To pass a law limiting absentee ballots, as Georgia recently did, is no longer to choose a side in a legitimate debate over how to balance ballot integrity and ease of voting. Instead, to express concern about the risk of election fraud is seen as being engaged in a different sort of fraud — an illegitimate effort to disenfranchise the poor and minorities.
The New York Times has aggressively insisted the last several months that worries over absentee and mail-in ballots, in particular, are dishonest violations of voting rights. Times staff opinion editor Spencer Bokat-Lindell wrote late in October that “[t]he effort to discredit and discourage mail-in voting” was the “culmination of a decades-long disinformation campaign by the Republican Party and others to suppress votes, especially those cast by Black and Latino Americans.”
But what of the Times itself, which for over two decades has warned readers that the most common sort of election fraud involves absentee voting? As recently as September, Times reporters Stephanie Saul and Reid Epstein quoted Richard Hasen, who teaches election law at the University of California, Irvine, saying that “[e]lection fraud in the United States is very rare, but the most common type of such fraud in the United States involves absentee ballots.” …
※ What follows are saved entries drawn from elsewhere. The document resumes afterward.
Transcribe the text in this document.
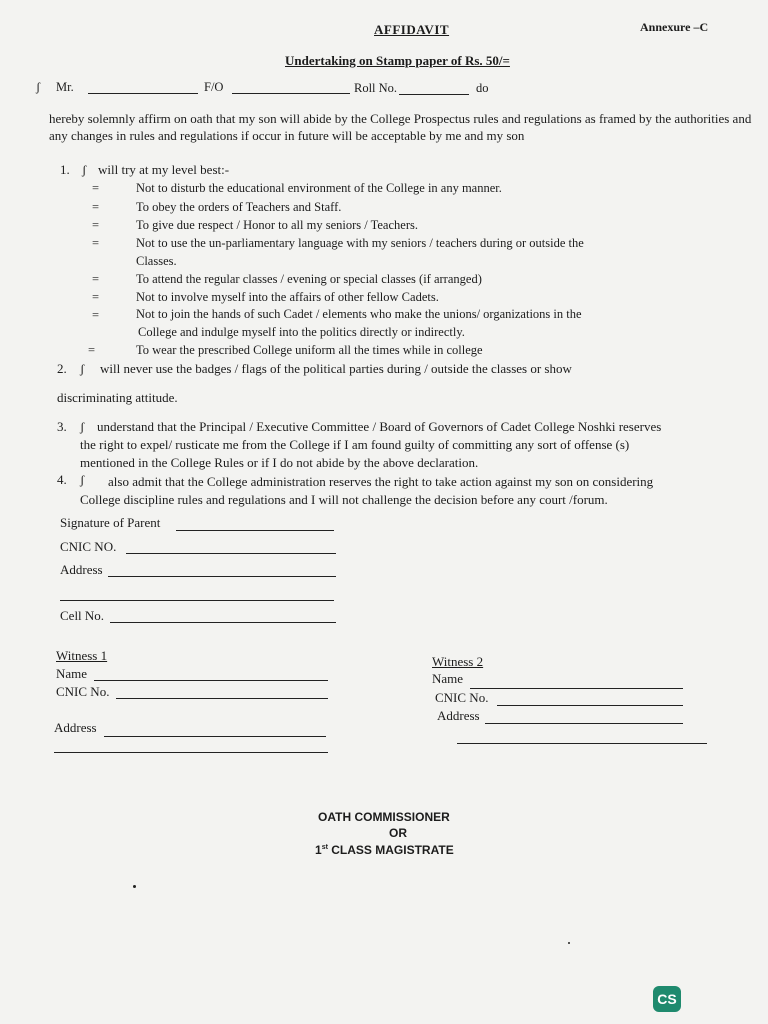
AFFIDAVIT	Annexure –C
Undertaking on Stamp paper of Rs. 50/=
ʃ Mr.	F/O	Roll No.	do
hereby solemnly affirm on oath that my son will abide by the College Prospectus rules and regulations as framed by the authorities and any changes in rules and regulations if occur in future will be acceptable by me and my son
1. ʃ will try at my level best:-
=	Not to disturb the educational environment of the College in any manner.
=	To obey the orders of Teachers and Staff.
=	To give due respect / Honor to all my seniors / Teachers.
=	Not to use the un-parliamentary language with my seniors / teachers during or outside the
Classes.
=	To attend the regular classes / evening or special classes (if arranged)
=	Not to involve myself into the affairs of other fellow Cadets.
=	Not to join the hands of such Cadet / elements who make the unions/ organizations in the
College and indulge myself into the politics directly or indirectly.
=	To wear the prescribed College uniform all the times while in college
2. ʃ will never use the badges / flags of the political parties during / outside the classes or show
discriminating attitude.
3. ʃ understand that the Principal / Executive Committee / Board of Governors of Cadet College Noshki reserves
the right to expel/ rusticate me from the College if I am found guilty of committing any sort of offense (s)
mentioned in the College Rules or if I do not abide by the above declaration.
4. ʃ also admit that the College administration reserves the right to take action against my son on considering
College discipline rules and regulations and I will not challenge the decision before any court /forum.
Signature of Parent
CNIC NO.
Address
Cell No.
Witness 1
Name
CNIC No.
Address
Witness 2
Name
CNIC No.
Address
OATH COMMISSIONER
OR
1st CLASS MAGISTRATE
CS
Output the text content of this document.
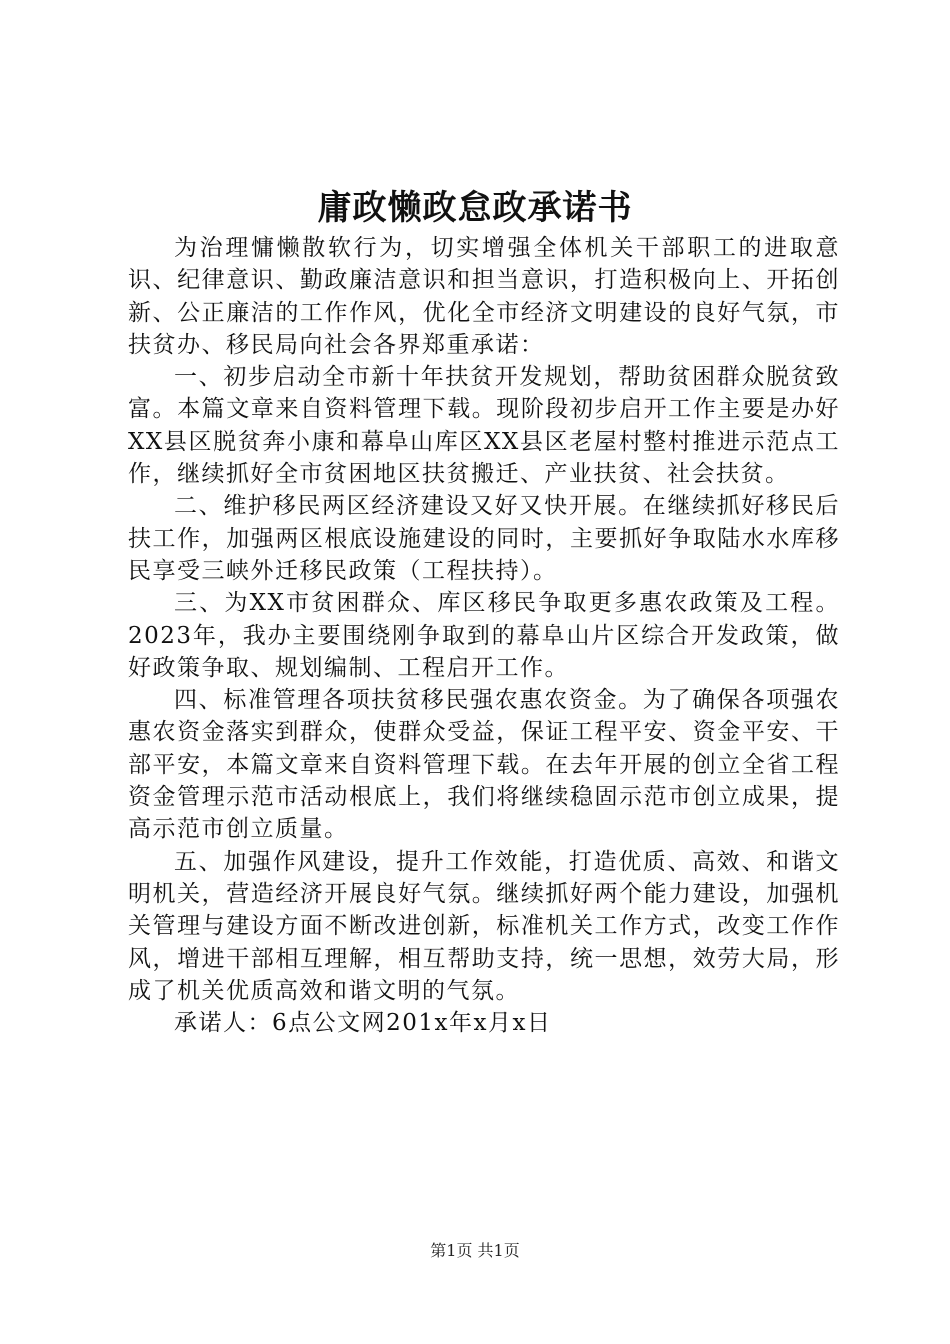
庸政懒政怠政承诺书

为治理慵懒散软行为，切实增强全体机关干部职工的进取意识、纪律意识、勤政廉洁意识和担当意识，打造积极向上、开拓创新、公正廉洁的工作作风，优化全市经济文明建设的良好气氛，市扶贫办、移民局向社会各界郑重承诺：

一、初步启动全市新十年扶贫开发规划，帮助贫困群众脱贫致富。本篇文章来自资料管理下载。现阶段初步启开工作主要是办好XX县区脱贫奔小康和幕阜山库区XX县区老屋村整村推进示范点工作，继续抓好全市贫困地区扶贫搬迁、产业扶贫、社会扶贫。

二、维护移民两区经济建设又好又快开展。在继续抓好移民后扶工作，加强两区根底设施建设的同时，主要抓好争取陆水水库移民享受三峡外迁移民政策（工程扶持）。

三、为XX市贫困群众、库区移民争取更多惠农政策及工程。2023年，我办主要围绕刚争取到的幕阜山片区综合开发政策，做好政策争取、规划编制、工程启开工作。

四、标准管理各项扶贫移民强农惠农资金。为了确保各项强农惠农资金落实到群众，使群众受益，保证工程平安、资金平安、干部平安，本篇文章来自资料管理下载。在去年开展的创立全省工程资金管理示范市活动根底上，我们将继续稳固示范市创立成果，提高示范市创立质量。

五、加强作风建设，提升工作效能，打造优质、高效、和谐文明机关，营造经济开展良好气氛。继续抓好两个能力建设，加强机关管理与建设方面不断改进创新，标准机关工作方式，改变工作作风，增进干部相互理解，相互帮助支持，统一思想，效劳大局，形成了机关优质高效和谐文明的气氛。

承诺人：6点公文网201x年x月x日

第1页 共1页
… What accounts for the change from a dark presentation of the issue to a decidedly rosy one? RealClearInvestigations asked a spokesperson for the New York Times whether the paper’s current enthusiasm for absentee voting meant its staff’s previous criticism and reporting were wrong or misleading. RCI also asked whether the articles had been, even just unintentionally, part of what Times staff editor Bokat-Lindell called “a decades-long disinformation campaign by the Republican Party and others to suppress votes”? She did not respond to those two questions.